Swiss Cheese

Students, Staff, and Swiss Cheese?


Nationwide when we look at education, my district, though tiny in comparison, still has similar problems. I like Swiss Cheese because it has a distinct taste and directly results from the cheese-making process. While schools are continually poked with holes because many issues still exist, we are creative problem solvers by developing solutions that will transform education.

Teresa Tate

My district’s problems could be compared to a slice of swiss cheese. There are many problems, and some problems may appear to be the larger holes while other problems appear much smaller. Concerns include behavior, absenteeism, gaps in learning, lack of substitutes, teacher recruitment, distrust, and overall educator burnout. These are just a few problems or holes in our slice of cheese this year. One overarching problem that encompasses others is morale.

Wall of aging cheese


Morale is pretty low with teachers. The stress of teaching hybrid, taking on new reporting systems for standard-based grading, and a new curriculum have all taken place over this past year. In addition, substitute teachers are scarce this year, requiring other classroom teachers to voluntarily give up their prep time to cover classes lacking a teacher. In short, teachers are exhausted.


The lack of engagement with students is evident with misbehaviors. Student write-ups are increasing as well as phone calls home. Students have many incomplete assignments and are no longer motivated to learn or attend school. Students will miss for sicknesses but randomly miss school for “mental health” days.


More parents are showing up at school board meetings and expressing distrust of how things operate. In addition, some parents are taking to social media to discuss their complaints.


It all seems like gloom and doom, but my district has put several pivotal solutions in place to increase morale. Targeting each group, you see how these are all intertwined.

Students in classroom
Swiss Cheese


Our school has implemented several essential programs to help better meet the needs of our parents. Providing them a forum to discuss issues before board meetings is one way to encourage parent involvement. We also recently started a Parent Advisory Committee for each school. Allowing parents to have a voice in the decision-making process. Lastly, offering resources such as a family support center and parent to help encourage positive communication with the school district.

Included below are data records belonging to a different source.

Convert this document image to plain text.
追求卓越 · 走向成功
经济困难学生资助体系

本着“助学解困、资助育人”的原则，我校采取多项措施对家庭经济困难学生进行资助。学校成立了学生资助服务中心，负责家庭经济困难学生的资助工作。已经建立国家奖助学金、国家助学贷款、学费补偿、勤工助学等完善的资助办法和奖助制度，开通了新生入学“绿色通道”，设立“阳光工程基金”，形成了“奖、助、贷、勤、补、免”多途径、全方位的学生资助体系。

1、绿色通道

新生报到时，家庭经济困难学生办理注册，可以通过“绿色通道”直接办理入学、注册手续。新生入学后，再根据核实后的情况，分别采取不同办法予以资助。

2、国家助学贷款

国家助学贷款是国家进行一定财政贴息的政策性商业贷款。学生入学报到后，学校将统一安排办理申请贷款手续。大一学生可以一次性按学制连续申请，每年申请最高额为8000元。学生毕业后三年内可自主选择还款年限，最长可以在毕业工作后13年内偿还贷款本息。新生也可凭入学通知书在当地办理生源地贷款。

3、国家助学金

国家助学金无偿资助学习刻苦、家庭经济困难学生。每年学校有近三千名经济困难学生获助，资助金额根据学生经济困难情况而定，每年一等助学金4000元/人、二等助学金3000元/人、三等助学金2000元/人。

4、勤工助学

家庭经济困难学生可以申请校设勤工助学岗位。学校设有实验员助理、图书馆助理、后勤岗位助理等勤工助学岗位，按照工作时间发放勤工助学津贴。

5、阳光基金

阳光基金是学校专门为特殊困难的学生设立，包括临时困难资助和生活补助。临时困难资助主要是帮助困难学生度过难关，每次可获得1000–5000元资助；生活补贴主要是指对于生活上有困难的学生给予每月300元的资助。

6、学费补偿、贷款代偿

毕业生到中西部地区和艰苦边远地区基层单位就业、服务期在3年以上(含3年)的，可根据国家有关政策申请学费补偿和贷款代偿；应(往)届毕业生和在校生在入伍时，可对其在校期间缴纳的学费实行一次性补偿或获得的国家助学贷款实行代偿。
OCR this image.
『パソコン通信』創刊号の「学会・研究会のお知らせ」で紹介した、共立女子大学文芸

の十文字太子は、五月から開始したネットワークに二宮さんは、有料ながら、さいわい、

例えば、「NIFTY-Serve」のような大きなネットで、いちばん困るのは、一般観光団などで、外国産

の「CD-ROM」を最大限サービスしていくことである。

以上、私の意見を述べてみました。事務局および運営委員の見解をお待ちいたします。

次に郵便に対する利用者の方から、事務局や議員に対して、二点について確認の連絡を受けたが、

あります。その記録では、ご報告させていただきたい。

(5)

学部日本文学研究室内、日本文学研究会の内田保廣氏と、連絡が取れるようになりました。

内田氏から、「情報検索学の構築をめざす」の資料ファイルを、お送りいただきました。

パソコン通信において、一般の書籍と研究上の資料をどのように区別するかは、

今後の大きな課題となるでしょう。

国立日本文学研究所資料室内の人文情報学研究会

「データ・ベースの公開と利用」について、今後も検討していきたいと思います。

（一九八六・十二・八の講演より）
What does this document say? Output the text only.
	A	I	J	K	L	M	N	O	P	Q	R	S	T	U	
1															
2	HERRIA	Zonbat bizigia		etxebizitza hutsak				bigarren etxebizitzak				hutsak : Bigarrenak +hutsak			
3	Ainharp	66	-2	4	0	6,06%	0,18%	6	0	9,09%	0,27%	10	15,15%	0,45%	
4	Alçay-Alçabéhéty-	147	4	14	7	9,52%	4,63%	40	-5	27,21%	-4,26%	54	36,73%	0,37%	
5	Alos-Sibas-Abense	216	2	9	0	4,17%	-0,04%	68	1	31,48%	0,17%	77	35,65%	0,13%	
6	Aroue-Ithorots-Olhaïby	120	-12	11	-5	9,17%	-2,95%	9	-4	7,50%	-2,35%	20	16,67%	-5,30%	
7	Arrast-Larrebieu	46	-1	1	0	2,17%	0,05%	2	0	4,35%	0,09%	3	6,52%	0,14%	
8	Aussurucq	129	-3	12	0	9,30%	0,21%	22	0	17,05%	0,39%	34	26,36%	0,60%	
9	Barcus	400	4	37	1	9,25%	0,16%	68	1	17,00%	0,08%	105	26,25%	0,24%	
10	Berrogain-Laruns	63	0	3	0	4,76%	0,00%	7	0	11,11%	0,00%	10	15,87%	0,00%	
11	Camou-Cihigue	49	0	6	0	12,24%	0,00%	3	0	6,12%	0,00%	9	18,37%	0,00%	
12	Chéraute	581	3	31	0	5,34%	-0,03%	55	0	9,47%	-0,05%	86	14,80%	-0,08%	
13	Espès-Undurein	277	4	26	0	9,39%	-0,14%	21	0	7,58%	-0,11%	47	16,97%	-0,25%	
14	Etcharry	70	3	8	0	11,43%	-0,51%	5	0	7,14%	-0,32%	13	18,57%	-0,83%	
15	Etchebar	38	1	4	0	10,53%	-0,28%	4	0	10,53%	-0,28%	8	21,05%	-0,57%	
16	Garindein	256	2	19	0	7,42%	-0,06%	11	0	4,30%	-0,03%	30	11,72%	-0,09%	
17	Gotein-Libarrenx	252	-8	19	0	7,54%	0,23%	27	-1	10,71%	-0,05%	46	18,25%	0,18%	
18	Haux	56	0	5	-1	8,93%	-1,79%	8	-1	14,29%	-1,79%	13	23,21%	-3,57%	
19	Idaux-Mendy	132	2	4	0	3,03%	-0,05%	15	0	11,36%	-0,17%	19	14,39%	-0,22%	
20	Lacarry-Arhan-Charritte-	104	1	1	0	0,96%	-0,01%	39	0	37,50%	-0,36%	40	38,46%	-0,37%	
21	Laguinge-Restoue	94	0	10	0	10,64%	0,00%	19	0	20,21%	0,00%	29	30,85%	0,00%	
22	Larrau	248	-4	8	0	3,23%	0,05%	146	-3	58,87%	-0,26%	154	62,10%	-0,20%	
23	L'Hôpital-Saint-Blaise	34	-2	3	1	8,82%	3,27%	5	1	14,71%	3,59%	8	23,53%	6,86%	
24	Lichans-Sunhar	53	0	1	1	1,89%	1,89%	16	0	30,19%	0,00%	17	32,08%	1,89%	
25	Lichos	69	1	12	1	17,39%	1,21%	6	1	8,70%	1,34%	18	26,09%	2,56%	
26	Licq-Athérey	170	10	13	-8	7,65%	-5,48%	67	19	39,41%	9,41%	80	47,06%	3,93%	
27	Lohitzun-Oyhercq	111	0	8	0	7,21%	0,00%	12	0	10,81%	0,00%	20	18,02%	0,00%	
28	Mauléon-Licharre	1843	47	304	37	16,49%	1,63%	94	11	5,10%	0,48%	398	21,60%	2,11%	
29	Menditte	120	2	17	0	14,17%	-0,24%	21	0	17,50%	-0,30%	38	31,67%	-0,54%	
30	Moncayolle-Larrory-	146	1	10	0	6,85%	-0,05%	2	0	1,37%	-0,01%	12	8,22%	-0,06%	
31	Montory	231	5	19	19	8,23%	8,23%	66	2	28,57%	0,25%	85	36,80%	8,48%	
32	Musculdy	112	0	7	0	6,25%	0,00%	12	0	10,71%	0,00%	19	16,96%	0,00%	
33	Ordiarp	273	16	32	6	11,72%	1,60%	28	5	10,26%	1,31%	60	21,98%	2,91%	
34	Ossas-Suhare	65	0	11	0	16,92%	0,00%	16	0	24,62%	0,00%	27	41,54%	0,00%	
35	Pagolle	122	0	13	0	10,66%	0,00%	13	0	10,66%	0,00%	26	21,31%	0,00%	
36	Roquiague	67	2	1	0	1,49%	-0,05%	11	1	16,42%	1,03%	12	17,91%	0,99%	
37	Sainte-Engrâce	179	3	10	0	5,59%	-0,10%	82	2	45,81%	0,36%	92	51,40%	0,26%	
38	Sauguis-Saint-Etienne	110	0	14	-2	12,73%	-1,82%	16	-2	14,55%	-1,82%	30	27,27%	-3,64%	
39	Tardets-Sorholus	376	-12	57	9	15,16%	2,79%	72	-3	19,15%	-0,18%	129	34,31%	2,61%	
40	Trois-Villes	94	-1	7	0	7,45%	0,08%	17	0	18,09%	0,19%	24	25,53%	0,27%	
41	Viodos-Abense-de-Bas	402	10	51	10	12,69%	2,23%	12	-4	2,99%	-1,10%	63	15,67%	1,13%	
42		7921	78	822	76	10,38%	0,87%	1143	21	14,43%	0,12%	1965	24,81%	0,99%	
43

Our district has also put support in place for our students. For example, incentive days- are just one new idea to increase participation and completion of assignments—special field trips to motivate students to further their learning beyond the classroom. Additionally, we are providing after-school tutoring and extension activities for students. Lastly, teachers and administration are working together to plan celebrations for student success.


My district is also supporting staff through appreciation and recognition. For example, a “Teacher of the Month” award is given to an outstanding staff member. The administration has also increased communication to include positive emails and encouraging notes in our staff mailboxes. Lastly, the administration has several planned celebrations (with treats and gift card drawings) to show appreciation for the hard work going on this year among all staff!